About that time, Emily (my wife for those of you who have better things to do than to memorize the details of my life) rushed out of the garage with an overstuffed, tattered manila envelope. It was full of a bunch of pieces of cardboard with pieces of paper glued to them. Collages.


 

They were something I did back in the late Seventies/early Eighties. This was a rough time for me. I was struggling to hack out a niche for myself in a world that didn’t seem to have a place for me.  I had an unhealthy and unnatural compulsion to create.

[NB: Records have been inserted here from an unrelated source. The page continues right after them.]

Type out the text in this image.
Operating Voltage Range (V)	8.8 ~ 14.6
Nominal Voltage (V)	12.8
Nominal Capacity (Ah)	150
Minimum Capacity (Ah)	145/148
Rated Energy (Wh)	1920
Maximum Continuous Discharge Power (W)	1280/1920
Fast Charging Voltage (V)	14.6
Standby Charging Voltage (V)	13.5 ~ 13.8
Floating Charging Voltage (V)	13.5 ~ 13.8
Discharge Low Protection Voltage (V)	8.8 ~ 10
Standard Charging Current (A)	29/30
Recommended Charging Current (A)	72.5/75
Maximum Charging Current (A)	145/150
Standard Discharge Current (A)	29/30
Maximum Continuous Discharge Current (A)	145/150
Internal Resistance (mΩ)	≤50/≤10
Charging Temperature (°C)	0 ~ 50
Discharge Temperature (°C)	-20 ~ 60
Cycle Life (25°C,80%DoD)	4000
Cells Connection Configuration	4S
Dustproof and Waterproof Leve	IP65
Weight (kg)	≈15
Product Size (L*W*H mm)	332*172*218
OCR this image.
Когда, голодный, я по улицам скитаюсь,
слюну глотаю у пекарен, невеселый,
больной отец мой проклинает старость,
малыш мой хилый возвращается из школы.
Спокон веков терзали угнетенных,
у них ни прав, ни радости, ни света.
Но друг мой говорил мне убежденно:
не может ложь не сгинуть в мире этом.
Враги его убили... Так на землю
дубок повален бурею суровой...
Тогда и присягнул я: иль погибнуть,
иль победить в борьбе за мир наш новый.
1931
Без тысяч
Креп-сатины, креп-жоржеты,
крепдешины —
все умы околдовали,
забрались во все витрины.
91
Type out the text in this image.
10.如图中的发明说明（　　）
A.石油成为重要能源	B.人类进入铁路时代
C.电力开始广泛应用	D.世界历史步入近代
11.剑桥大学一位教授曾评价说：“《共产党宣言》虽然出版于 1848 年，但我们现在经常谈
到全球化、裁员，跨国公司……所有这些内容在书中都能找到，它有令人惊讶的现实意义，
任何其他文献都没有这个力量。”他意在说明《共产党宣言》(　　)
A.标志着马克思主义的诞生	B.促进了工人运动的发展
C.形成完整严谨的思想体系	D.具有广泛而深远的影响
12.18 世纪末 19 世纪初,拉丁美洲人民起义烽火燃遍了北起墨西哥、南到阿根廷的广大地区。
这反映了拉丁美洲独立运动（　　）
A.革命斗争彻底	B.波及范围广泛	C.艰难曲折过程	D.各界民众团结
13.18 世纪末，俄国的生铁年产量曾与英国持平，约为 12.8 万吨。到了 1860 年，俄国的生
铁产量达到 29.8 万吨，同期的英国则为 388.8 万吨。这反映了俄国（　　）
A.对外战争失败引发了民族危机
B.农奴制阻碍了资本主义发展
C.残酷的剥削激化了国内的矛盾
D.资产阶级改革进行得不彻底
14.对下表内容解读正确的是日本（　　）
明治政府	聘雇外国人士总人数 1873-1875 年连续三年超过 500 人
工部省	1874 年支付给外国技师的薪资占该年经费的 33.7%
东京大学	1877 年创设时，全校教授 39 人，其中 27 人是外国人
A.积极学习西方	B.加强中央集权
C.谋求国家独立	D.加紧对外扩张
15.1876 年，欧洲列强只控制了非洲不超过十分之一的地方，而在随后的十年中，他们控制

These mishmoshes of surrealism and sci-fi were inspired by the collages of Max Ernst and by the fact that I had a lot of old magazines moldering under my bed. Playboy, Life, Science Digest, and others whose names I can’t remember.


I had a lot of fun making them, and they were seen by practically nobody. I had no outlet for them. I put some in my portfolio, and people were disturbed by them.



Seeing them again makes me glad to once again have a printer/scanner. They are delicate and will probably fall apart. I also look forward to posting them online (thank Xochiquetzal for the interwebs). Maybe more people will be disturbed.


I can always use them for illustrations.


And maybe they’ll snag me some money.


Yeah, I’m a hopeless case.


The ones shown here are only a few. Watch out for more.